Monday, December 06, 2004
THIS IS YOUR PARENTS' ROCK AND ROLL?
It is a given that every generation of parents comes to decry the music their kids listen to as degraded and degrading (at least over the past sixty years or so). And yet, if Mary Eberstadt is right, perhaps parents should listen a little more closely before they dismiss the latest "noise" their kids listen to:
The odd truth about contemporary teenage music — the characteristic that most separates it from what has gone before — is its compulsive insistence on the damage wrought by broken homes, family dysfunction, checked-out parents, and (especially) absent fathers. Papa Roach, Everclear, Blink-182, Good Charlotte, Eddie Vedder and Pearl Jam, Kurt Cobain and Nirvana, Tupac Shakur, Snoop Doggy Dogg, Eminem — these and other singers and bands, all of them award-winning top-40 performers who either are or were among the most popular icons in America, have their own generational answer to what ails the modern teenager. Surprising though it may be to some, that answer is: dysfunctional childhood. Moreover, and just as interesting, many bands and singers explicitly link the most deplored themes in music today — suicide, misogyny, and drugs — with that lack of a quasi-normal, intact-home personal past.There may be some truth to these observations but I think that popular music has become so big and so diversified that it is next to impossible to discern any sort of trends from a handful of musicians and songs.

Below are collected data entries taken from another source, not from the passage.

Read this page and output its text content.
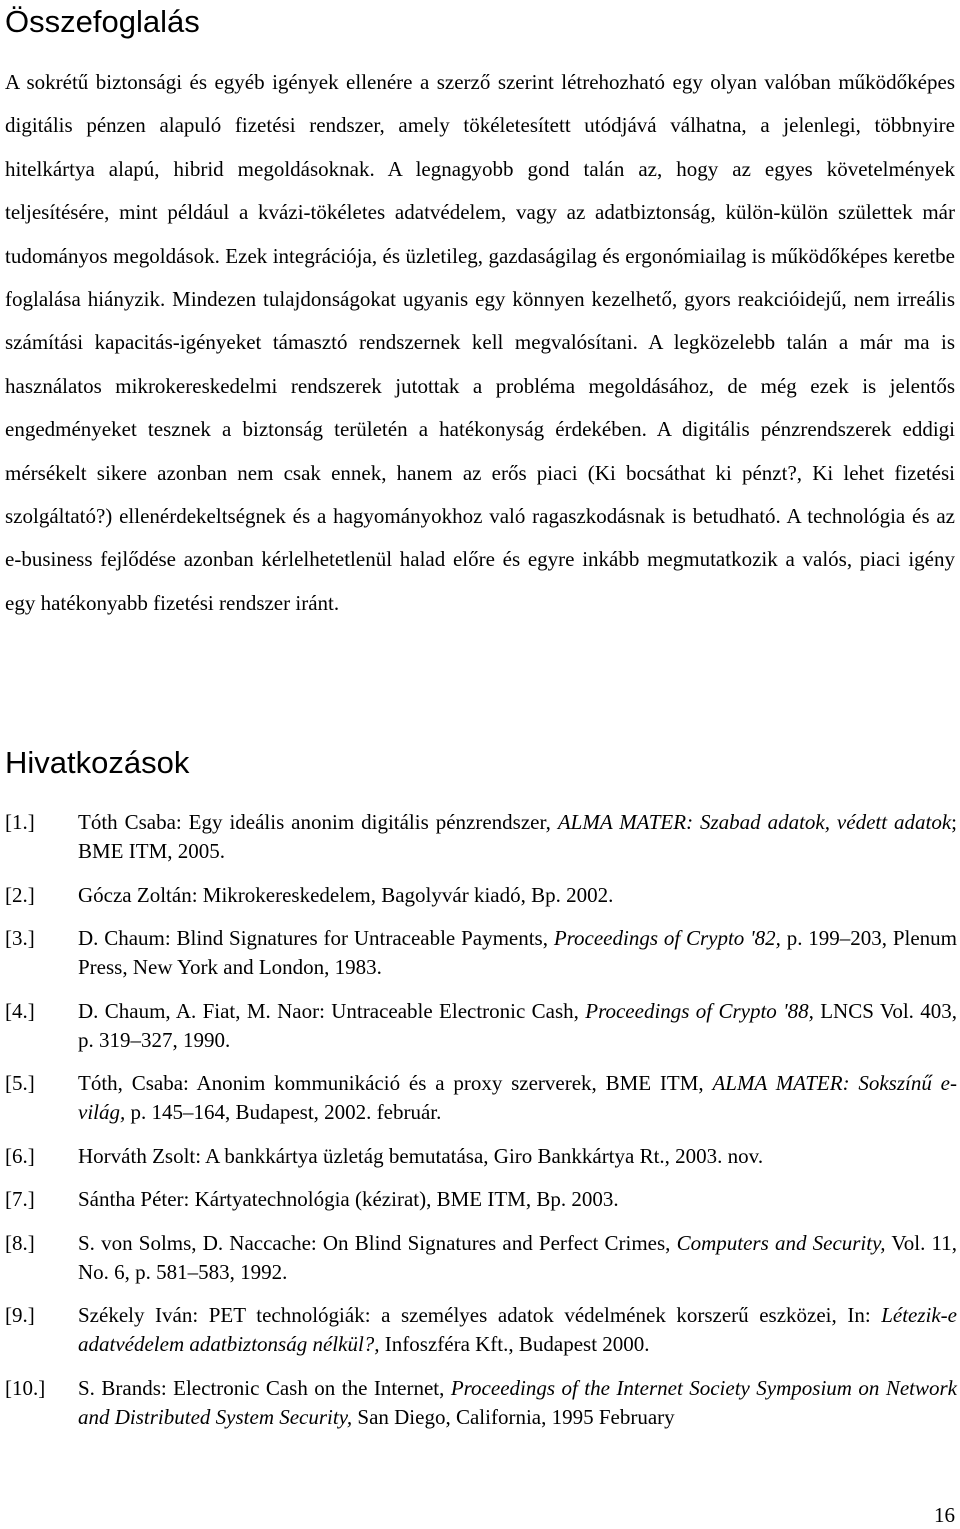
Összefoglalás

A sokrétű biztonsági és egyéb igények ellenére a szerző szerint létrehozható egy olyan valóban működőképes digitális pénzen alapuló fizetési rendszer, amely tökéletesített utódjává válhatna, a jelenlegi, többnyire hitelkártya alapú, hibrid megoldásoknak. A legnagyobb gond talán az, hogy az egyes követelmények teljesítésére, mint például a kvázi-tökéletes adatvédelem, vagy az adatbiztonság, külön-külön születtek már tudományos megoldások. Ezek integrációja, és üzletileg, gazdaságilag és ergonómiailag is működőképes keretbe foglalása hiányzik. Mindezen tulajdonságokat ugyanis egy könnyen kezelhető, gyors reakcióidejű, nem irreális számítási kapacitás-igényeket támasztó rendszernek kell megvalósítani. A legközelebb talán a már ma is használatos mikrokereskedelmi rendszerek jutottak a probléma megoldásához, de még ezek is jelentős engedményeket tesznek a biztonság területén a hatékonyság érdekében. A digitális pénzrendszerek eddigi mérsékelt sikere azonban nem csak ennek, hanem az erős piaci (Ki bocsáthat ki pénzt?, Ki lehet fizetési szolgáltató?) ellenérdekeltségnek és a hagyományokhoz való ragaszkodásnak is betudható. A technológia és az e-business fejlődése azonban kérlelhetetlenül halad előre és egyre inkább megmutatkozik a valós, piaci igény egy hatékonyabb fizetési rendszer iránt.

Hivatkozások
[1.]	Tóth Csaba: Egy ideális anonim digitális pénzrendszer, ALMA MATER: Szabad adatok, védett adatok; BME ITM, 2005.
[2.]	Gócza Zoltán: Mikrokereskedelem, Bagolyvár kiadó, Bp. 2002.
[3.]	D. Chaum: Blind Signatures for Untraceable Payments, Proceedings of Crypto '82, p. 199–203, Plenum Press, New York and London, 1983.
[4.]	D. Chaum, A. Fiat, M. Naor: Untraceable Electronic Cash, Proceedings of Crypto '88, LNCS Vol. 403, p. 319–327, 1990.
[5.]	Tóth, Csaba: Anonim kommunikáció és a proxy szerverek, BME ITM, ALMA MATER: Sokszínű e-világ, p. 145–164, Budapest, 2002. február.
[6.]	Horváth Zsolt: A bankkártya üzletág bemutatása, Giro Bankkártya Rt., 2003. nov.
[7.]	Sántha Péter: Kártyatechnológia (kézirat), BME ITM, Bp. 2003.
[8.]	S. von Solms, D. Naccache: On Blind Signatures and Perfect Crimes, Computers and Security, Vol. 11, No. 6, p. 581–583, 1992.
[9.]	Székely Iván: PET technológiák: a személyes adatok védelmének korszerű eszközei, In: Létezik-e adatvédelem adatbiztonság nélkül?, Infoszféra Kft., Budapest 2000.
[10.]	S. Brands: Electronic Cash on the Internet, Proceedings of the Internet Society Symposium on Network and Distributed System Security, San Diego, California, 1995 February
16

To put this perhaps unexpected point more broadly, during the same years in which progressive-minded and politically correct adults have been excoriating Ozzie and Harriet as an artifact of 1950s-style oppression, many millions of American teenagers have enshrined a new generation of music idols whose shared generational signature in song after song is to rage about what not having had a nuclear family has done to them.